What Millennials don’t understand about Baby Boomers is that they had to work *hard* to achieve their lazy, drug-seeking lifestyles. Scoring drugs was not as easy as texting that guy you met at a party, it meant actually walking to meet with someone in a stinky one-bedroom flat in Hell’s Kitchen and having to listen to 2 hours of the same Grateful Dead record you pretended to like so he’d just give you the damn hash already.

Of course, Baby Boomers are the same generation who had a hard-on for the “college experience”, hammering it into the heads of the Millennial generation who treats it as some rite of passage that it’s not.

The same Baby Boomers are now professors and administrators whose salaries rely totally on your Millennial child being fed the line of bullsh*t from an early age that, without a college degree, and more importantly, the “college experience”, they’re a bunch of handicapped babies trying to enter the race of adulthood on a motorized wheelchair stuck in neutral.

as per usual, I’m Cartman peering at this just off-screen and plotting

The correlation between Debt Culture and Experience Culture is staggering. Real life experiences generally don’t cost money, although if they do, they usually come with a lesson to spend money more wisely next time.

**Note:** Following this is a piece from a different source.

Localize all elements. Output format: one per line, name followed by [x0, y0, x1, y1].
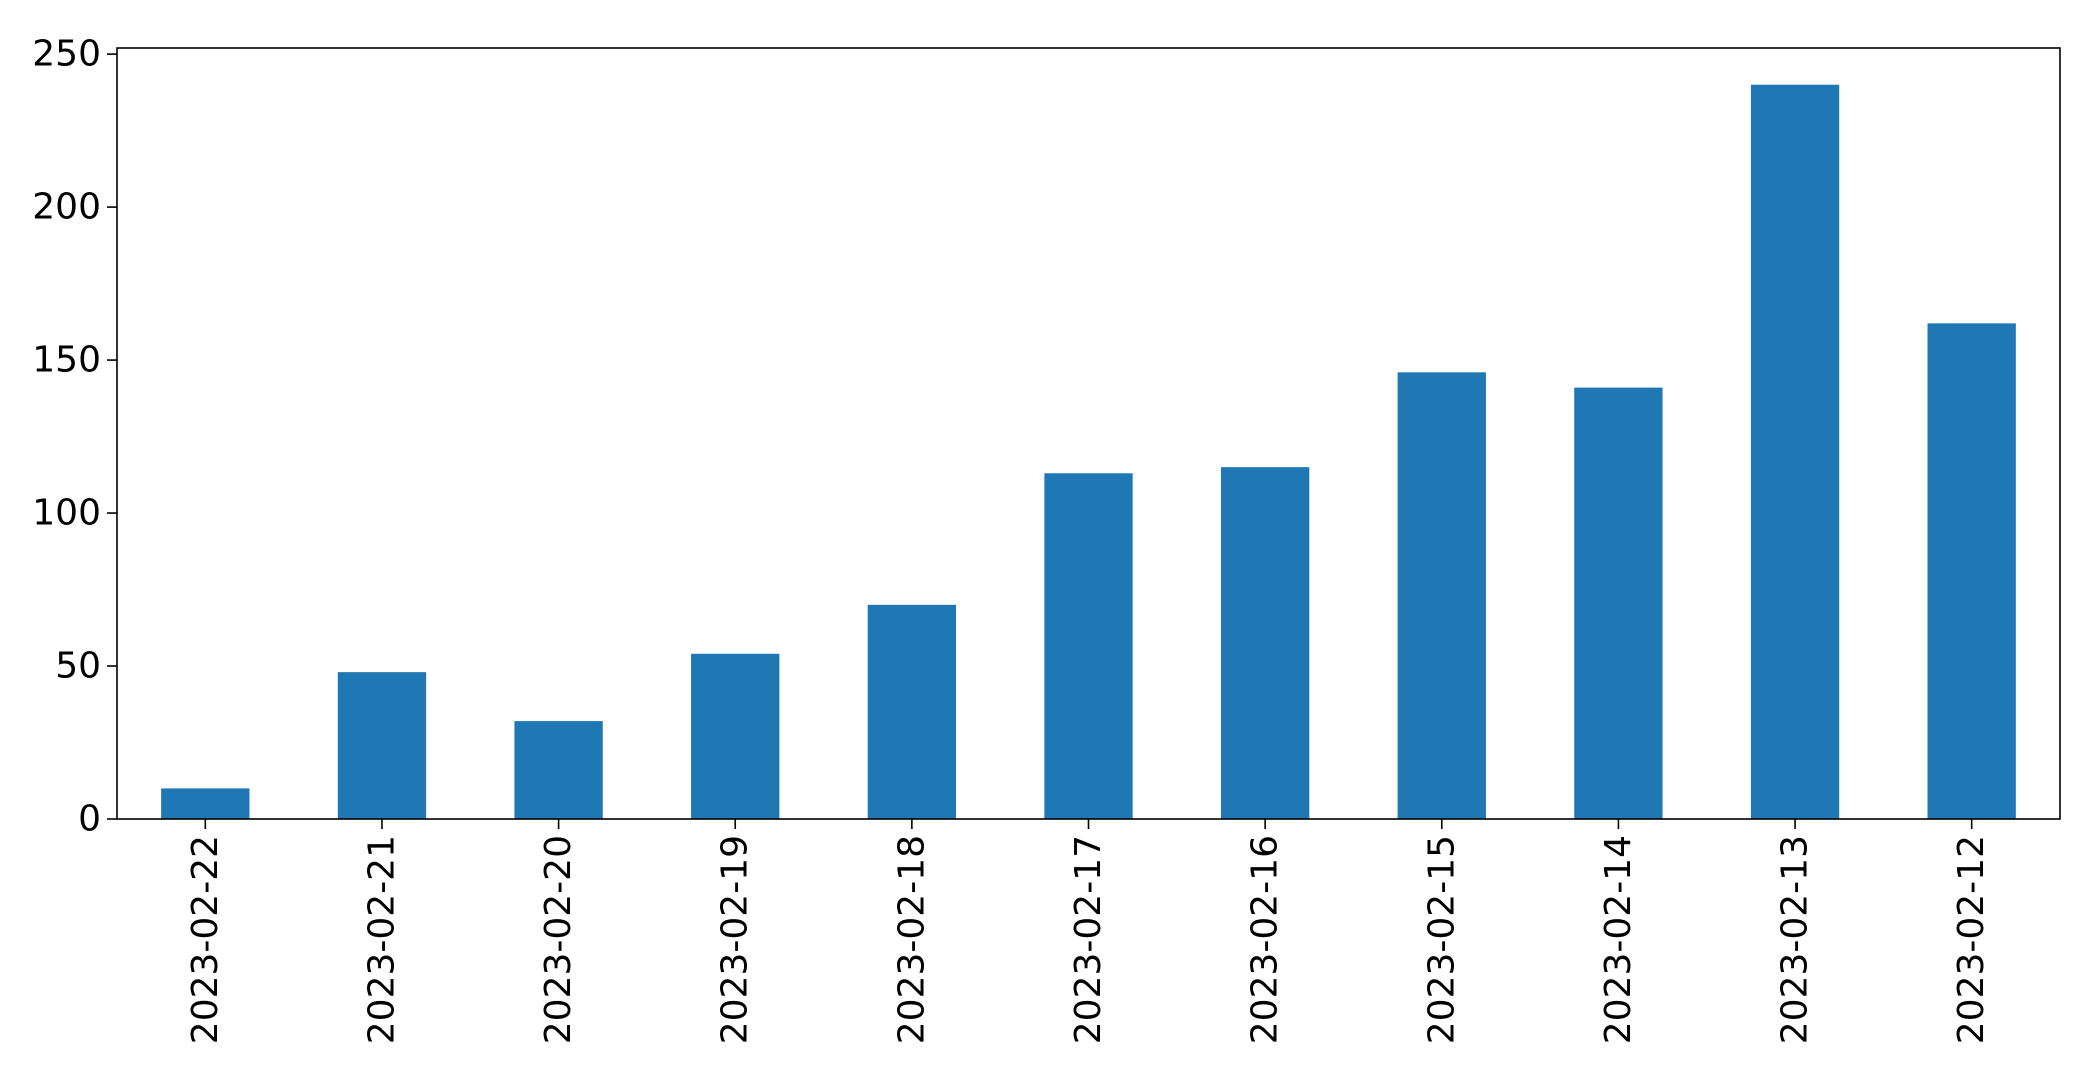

Faux “experiences” like unnecessary college and experience travel cost a great deal of money for staggeringly little reward or the equipment to pay off those experiences when you’re past them.

What else are people doing “for the experience”? Well, travel is costly, so now you’re beginning to see a slew of idiotic ideas like “I stripped…for the experience”.

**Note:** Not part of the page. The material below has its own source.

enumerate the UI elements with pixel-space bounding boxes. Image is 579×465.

there’s a lot going on here

Life is not a giant Jezebel thinkpiece.

We’ve completely discounted our abilities of reason and common sense.

Let me guess: your feet hurt every night, most guys were respectful but there were a few creeps, you gained some canned insight about feminism, you have a newfound respect for women who “choose” to do this.

Or you could’ve guessed all that beforehand.

It’s unfair to “Kayla” who’s stripping to afford to move out to California for a job while you’re playing dress up in her job for an “experience”.

Her grandchildren will probably be proud of and impressed by her for doing work she didn’t want to do so they can live in a nice house with in the Hills.

Yours will laugh at and be embarrassed by you when you show your holoslides of Snapchats where you convince a lonely Baby Boomer to buy a bottle of champagne before you sit on his lap…for the experience.